Solving the Best Subset Selection Problem via Suboptimal Algorithms
Vikram Singh, Min Sun
TL;DR
The paper tackles the NP-hard best subset selection problem in linear regression under a cardinality constraint $\|\beta\|_{0} \le k$ by evaluating suboptimal approaches. It surveys four established suboptimal methods—Forward Selection, Sequential Forward Floating Selection, Discrete First Order, and Genetic Algorithm—and introduces a new sequential feature swapping (SFS) algorithm that iteratively replaces weaker predictors with stronger outsiders. Through extensive synthetic and real-data experiments, the study shows that SFS variants, particularly SFS1 and SFS2, deliver strong solution quality with favorable CPU-time trade-offs, though performance depends on data structure (constant vs exponential correlation) and problem regime (OD vs UD). The results provide practical guidance for scalable high-dimensional BSS and are accompanied by reproducible code.
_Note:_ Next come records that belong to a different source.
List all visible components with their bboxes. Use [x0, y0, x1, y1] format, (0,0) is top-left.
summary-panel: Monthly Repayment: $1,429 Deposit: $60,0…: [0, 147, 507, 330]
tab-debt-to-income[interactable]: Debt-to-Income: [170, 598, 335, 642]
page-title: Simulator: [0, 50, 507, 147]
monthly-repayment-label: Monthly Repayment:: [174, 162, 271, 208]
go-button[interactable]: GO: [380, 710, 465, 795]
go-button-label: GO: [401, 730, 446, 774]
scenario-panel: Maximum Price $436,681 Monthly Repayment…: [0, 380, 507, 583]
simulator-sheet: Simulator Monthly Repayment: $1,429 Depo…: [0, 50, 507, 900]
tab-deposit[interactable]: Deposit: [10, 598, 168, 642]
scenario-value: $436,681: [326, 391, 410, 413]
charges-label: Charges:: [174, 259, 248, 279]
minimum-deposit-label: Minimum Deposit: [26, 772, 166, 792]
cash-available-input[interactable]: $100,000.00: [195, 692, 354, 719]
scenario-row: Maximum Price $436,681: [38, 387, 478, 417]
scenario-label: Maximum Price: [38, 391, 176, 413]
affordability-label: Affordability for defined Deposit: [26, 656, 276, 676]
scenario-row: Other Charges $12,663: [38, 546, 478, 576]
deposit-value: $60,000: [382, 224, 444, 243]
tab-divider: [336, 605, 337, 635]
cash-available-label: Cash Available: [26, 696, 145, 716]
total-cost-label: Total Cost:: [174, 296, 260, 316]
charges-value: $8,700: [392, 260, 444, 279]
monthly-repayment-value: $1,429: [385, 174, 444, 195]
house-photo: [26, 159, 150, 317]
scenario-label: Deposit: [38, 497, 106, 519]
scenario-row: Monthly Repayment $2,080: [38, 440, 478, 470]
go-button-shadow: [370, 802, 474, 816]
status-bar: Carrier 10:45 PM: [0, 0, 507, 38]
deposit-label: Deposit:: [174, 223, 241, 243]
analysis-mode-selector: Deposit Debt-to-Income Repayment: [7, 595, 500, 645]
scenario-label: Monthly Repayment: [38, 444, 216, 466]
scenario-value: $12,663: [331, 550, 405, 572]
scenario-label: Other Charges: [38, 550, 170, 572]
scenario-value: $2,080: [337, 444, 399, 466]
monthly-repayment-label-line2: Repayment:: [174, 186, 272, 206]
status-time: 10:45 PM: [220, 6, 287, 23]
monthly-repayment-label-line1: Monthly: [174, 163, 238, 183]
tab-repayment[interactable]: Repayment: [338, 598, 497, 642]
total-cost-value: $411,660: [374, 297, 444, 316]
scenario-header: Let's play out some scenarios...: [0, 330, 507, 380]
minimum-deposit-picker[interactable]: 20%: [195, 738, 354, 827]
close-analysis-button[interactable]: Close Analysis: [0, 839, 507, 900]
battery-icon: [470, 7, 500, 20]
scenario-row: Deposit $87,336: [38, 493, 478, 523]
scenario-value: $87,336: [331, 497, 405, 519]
Overall, SFS-based approaches emerge as robust, efficient alternatives for suboptimal yet effective subset selection in large-scale settings.
Abstract
Best subset selection in linear regression is well known to be nonconvex and computationally challenging to solve, as the number of possible subsets grows rapidly with increasing dimensionality of the problem. As a result, finding the global optimal solution via an exact optimization method for a problem with dimensions of 1000s may take an impractical amount of CPU time. This suggests the importance of finding suboptimal procedures that can provide good approximate solutions using much less computational effort than exact methods. In this work, we introduce a new procedure and compare it with other popular suboptimal algorithms to solve the best subset selection problem. Extensive computational experiments using synthetic and real data have been performed. The results provide insights into the performance of these methods in different data settings. The new procedure is observed to be a competitive suboptimal algorithm for solving the best subset selection problem for high-dimensional data.